How do futures and forwards differ when it comes to trading digital currencies?
AM AMIT BHADANADec 27, 2021 · 3 years ago1 answers
Can you explain the differences between futures and forwards when it comes to trading digital currencies?
1 answers
- Dec 27, 2021 · 3 years agoWhen it comes to trading digital currencies, futures and forwards offer different ways to speculate on price movements. Futures contracts are standardized agreements to buy or sell a specific amount of a digital currency at a predetermined price and date in the future.
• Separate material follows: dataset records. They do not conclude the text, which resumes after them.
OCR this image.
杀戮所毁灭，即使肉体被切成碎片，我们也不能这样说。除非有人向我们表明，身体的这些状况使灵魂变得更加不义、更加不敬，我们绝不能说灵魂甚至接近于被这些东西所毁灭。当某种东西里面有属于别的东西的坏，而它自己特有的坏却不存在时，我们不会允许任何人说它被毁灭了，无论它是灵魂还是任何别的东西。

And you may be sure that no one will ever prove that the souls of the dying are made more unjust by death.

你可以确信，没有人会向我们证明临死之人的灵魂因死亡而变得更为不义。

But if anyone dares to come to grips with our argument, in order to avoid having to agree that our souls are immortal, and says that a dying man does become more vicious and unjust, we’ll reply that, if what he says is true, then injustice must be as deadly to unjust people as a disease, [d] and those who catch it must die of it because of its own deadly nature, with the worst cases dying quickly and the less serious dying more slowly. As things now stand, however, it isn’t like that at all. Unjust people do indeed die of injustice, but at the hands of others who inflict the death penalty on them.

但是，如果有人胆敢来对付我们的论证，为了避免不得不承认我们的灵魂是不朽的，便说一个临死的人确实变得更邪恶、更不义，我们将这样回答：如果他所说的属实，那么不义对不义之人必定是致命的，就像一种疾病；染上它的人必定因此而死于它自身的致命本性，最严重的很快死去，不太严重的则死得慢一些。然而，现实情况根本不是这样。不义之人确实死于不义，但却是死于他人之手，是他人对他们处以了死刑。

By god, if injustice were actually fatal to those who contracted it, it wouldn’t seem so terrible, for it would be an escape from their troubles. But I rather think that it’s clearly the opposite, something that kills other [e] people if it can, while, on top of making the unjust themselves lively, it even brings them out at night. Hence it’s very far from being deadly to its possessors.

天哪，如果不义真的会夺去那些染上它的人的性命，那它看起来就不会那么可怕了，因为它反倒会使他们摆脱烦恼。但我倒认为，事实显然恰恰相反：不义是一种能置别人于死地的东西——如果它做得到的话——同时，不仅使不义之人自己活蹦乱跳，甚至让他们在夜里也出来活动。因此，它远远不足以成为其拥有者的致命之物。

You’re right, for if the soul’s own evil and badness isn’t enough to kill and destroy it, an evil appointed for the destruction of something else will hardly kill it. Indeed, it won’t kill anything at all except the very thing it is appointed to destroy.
They are traded on regulated exchanges and are subject to margin requirements. This means that traders need to deposit a certain amount of money to cover potential losses. Forwards, on the other hand, are customized agreements between two parties to buy or sell a digital currency at a specific price and date in the future. They are traded over-the-counter (OTC) and are not subject to the same regulations as futures contracts. In terms of settlement, futures contracts are settled daily, which means that gains or losses are settled on a daily basis. Forwards, on the other hand, are settled at the end of the contract period. Overall, futures contracts offer more liquidity and transparency compared to forwards, but they also come with higher transaction costs and margin requirements. Forwards, on the other hand, offer more flexibility and customization, but they may be less liquid and more difficult to trade.